- Founded: 1988
- Founder: Craig Dory & Brian Levine
- Defunct: 2011
- Status: Defunct
- Genre: Classical music
- Country of origin: United States
- Location: Troy, New York

= Dorian Recordings =

Dorian Recordings was a record label based in Troy, New York, most noted for its extensive series of early music recordings.

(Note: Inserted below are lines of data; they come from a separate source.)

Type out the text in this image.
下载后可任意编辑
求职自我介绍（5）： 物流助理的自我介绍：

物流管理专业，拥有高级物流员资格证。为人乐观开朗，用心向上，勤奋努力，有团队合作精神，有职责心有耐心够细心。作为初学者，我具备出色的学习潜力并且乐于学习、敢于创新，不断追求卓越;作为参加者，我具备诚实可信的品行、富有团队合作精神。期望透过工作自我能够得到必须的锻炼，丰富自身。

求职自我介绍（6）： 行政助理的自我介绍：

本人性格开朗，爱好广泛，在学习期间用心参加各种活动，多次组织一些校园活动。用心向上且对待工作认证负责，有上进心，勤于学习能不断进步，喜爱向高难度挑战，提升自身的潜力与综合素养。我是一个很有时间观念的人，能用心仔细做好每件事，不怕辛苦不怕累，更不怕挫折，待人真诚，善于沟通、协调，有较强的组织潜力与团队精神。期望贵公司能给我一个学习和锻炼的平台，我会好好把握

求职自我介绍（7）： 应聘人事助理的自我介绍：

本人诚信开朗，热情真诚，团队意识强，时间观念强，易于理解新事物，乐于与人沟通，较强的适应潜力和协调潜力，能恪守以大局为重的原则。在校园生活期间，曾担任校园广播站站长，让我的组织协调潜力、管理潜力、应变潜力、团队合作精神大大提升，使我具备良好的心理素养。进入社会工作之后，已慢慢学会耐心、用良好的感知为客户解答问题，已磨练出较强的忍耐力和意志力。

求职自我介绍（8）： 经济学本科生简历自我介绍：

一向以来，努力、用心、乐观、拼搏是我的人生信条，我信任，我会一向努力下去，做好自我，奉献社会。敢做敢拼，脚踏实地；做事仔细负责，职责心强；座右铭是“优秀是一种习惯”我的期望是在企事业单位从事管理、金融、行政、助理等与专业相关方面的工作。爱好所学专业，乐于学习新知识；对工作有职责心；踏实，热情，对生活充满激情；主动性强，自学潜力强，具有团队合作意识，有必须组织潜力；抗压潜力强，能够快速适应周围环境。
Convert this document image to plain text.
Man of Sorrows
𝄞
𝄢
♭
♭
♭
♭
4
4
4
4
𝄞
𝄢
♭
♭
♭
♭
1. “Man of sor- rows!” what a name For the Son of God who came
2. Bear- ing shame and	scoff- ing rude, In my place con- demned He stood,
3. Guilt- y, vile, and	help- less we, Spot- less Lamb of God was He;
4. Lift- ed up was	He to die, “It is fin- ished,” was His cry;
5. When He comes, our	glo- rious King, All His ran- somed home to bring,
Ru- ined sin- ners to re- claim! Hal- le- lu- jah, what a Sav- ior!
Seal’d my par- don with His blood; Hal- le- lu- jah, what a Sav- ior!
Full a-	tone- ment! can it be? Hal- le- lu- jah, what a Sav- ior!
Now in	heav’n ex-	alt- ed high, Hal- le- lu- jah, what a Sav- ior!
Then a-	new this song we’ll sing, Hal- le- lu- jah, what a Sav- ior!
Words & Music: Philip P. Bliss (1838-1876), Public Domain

Dorian made many of its recordings at the Troy Savings Bank Music Hall, and supported the local all-classical radio station WMHT-FM with recordings of local concerts for broadcast. The label also recorded and published many Latin American compositions, including nine discs with the Simon Bolivar Symphony Orchestra of Venezuela, and a complete series of the Heitor Villa-Lobos string quartets. Dorian made the first recordings of violinist Rachel Barton, the first recording entirely of instrumental chamber works by Mohammed Fairouz, and several CDs with the Czech pianists Ivan Moravec and Antonin Kubalek. The label also recorded the Baltimore Consort with lutenist Ronn McFarlane, collaborations between McFarlane and Julianne Baird, and a series of folk music recordings.

Dorian Recordings' catalog was acquired by Sono Luminus, a company launched in 2005 and based in Winchester, Virginia.